Theoharis’ message was clear: Mothers are powerful.
Rev. Dr. William J. Barber II, who founded the campaign with Theoharis, also had a mother on his mind: his own. “Eighty-five years old, and she is still working at the school she desegregated in 1970,” he said.
“On this Mother’s Day, we are here to birth and launch a movement. …This is not a commemoration of the Poor People’s Campaign. This is a re-consecration.”
In Michigan, North Carolina, and 38 other states, women are organizing. Beginning Monday, they are sharing their stories on the steps of state capitol buildings across the nation as part of the campaign’s 40 Days of Moral Action.
Standing on the lawn of the Capitol Building on Monday afternoon, Rebecca Wood of Charlottesville, Va., handed her daughter, Charlie, a bottle of bubbles. Charlie was born at just 26 weeks. Now, about to turn six, Charlie suffers from health complications due to her prematurity. The costs of her care have financially devastated the family. “We’ve lost so much even with insurance and waiver,” Wood told Sojourners. “Healthcare is a human right.”

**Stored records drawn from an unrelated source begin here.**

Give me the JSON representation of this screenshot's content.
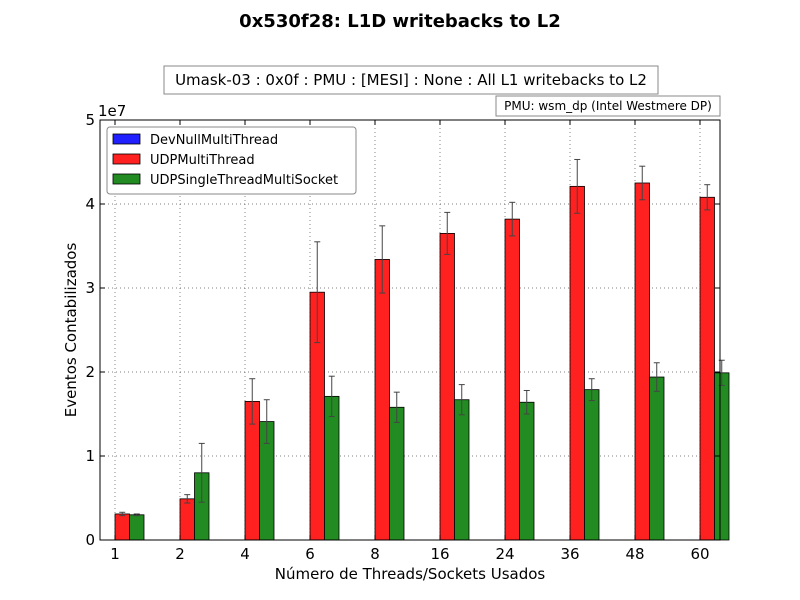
{
  "chart_data": {
    "type": "bar",
    "title": "0x530f28: L1D writebacks to L2",
    "subtitle": "Umask-03 : 0x0f : PMU : [MESI] : None : All L1 writebacks to L2",
    "pmu_label": "PMU: wsm_dp (Intel Westmere DP)",
    "xlabel": "Número de Threads/Sockets Usados",
    "ylabel": "Eventos Contabilizados",
    "y_exponent_label": "1e7",
    "ylim": [
      0,
      5
    ],
    "yticks": [
      "0",
      "1",
      "2",
      "3",
      "4",
      "5"
    ],
    "categories": [
      "1",
      "2",
      "4",
      "6",
      "8",
      "16",
      "24",
      "36",
      "48",
      "60"
    ],
    "grid": true,
    "legend_position": "top-left",
    "series": [
      {
        "name": "DevNullMultiThread",
        "color": "#1f1fff",
        "values": [
          0,
          0,
          0,
          0,
          0,
          0,
          0,
          0,
          0,
          0
        ],
        "errors": [
          0,
          0,
          0,
          0,
          0,
          0,
          0,
          0,
          0,
          0
        ]
      },
      {
        "name": "UDPMultiThread",
        "color": "#ff2020",
        "values": [
          0.31,
          0.49,
          1.65,
          2.95,
          3.34,
          3.65,
          3.82,
          4.21,
          4.25,
          4.08
        ],
        "errors": [
          0.02,
          0.05,
          0.27,
          0.6,
          0.4,
          0.25,
          0.2,
          0.32,
          0.2,
          0.15
        ]
      },
      {
        "name": "UDPSingleThreadMultiSocket",
        "color": "#228b22",
        "values": [
          0.3,
          0.8,
          1.41,
          1.71,
          1.58,
          1.67,
          1.64,
          1.79,
          1.94,
          1.99
        ],
        "errors": [
          0.01,
          0.35,
          0.26,
          0.24,
          0.18,
          0.18,
          0.14,
          0.13,
          0.17,
          0.15
        ]
      }
    ]
  }
}
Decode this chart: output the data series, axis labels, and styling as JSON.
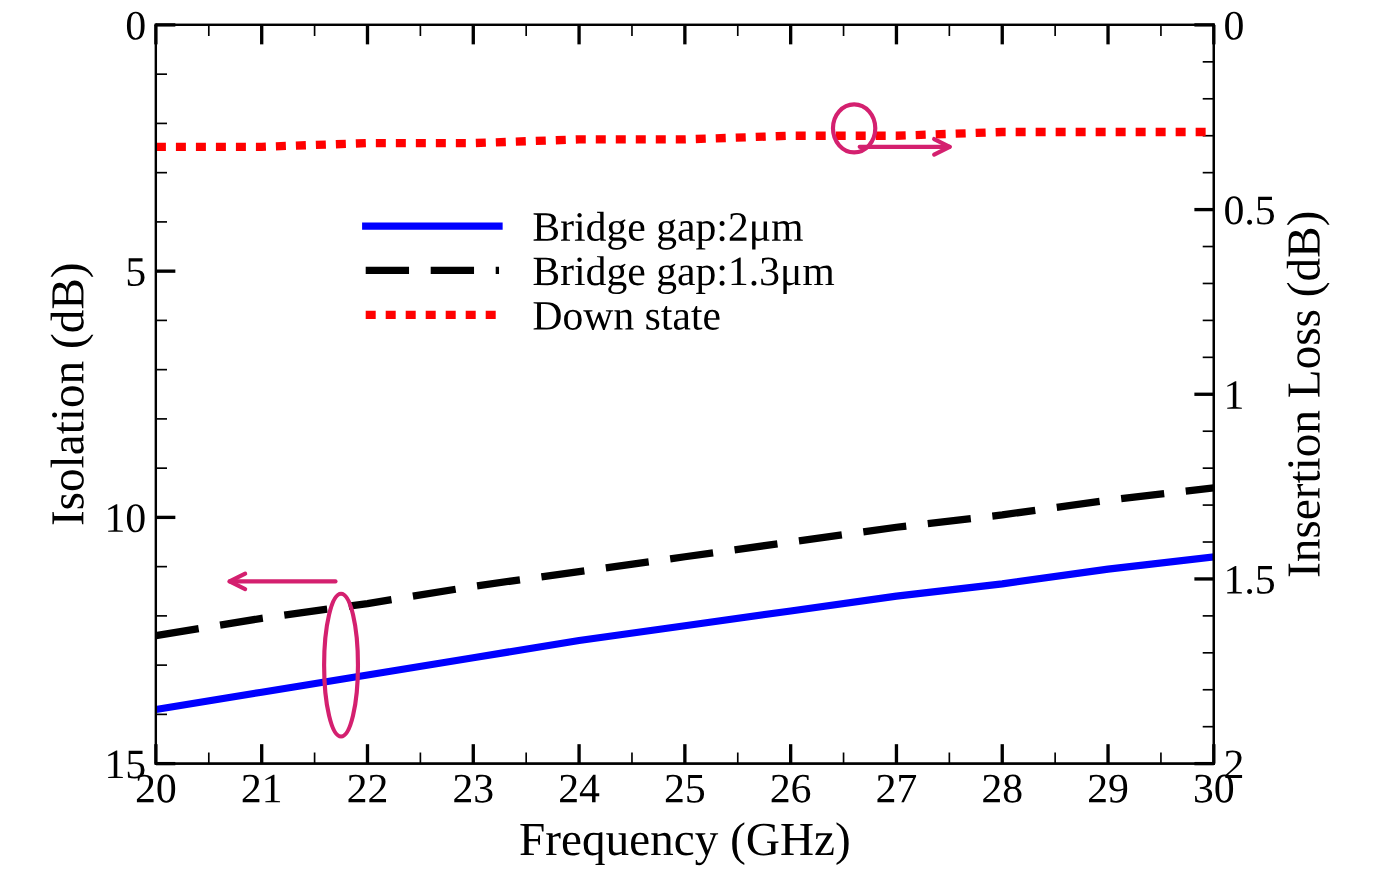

Hope Alvarado, a lead organizer with The Red Nation, traveled from her home in New Mexico to be in D.C. for the first day of the campaign. “New Mexico is 49th in child well-being, not including 25 indigenous communities,” Alvarado said. “There is a lot of violence against women and children because of the extraction industry and fracking. What happens to our earth, happens to women.”
As a woman in the crowd balanced a baby on her hip, Callie Greer, a mother from Selma, Ala. took the stage. Her daughter Venus died because she was unable to access healthcare.
“I asked Rev. Liz Theoharis what that woman’s name was in the Bible — the woman who is in the streets wailing. Because I’m wailing,” she said. “I’m wailing because my babies ain’t no more. How many more babies? How many more children?”
On Sunday, Theoharis also compared the crowd to the biblical woman in Luke 18. “We will keep coming back,” she said. “We demand justice ... and I believe we will win.”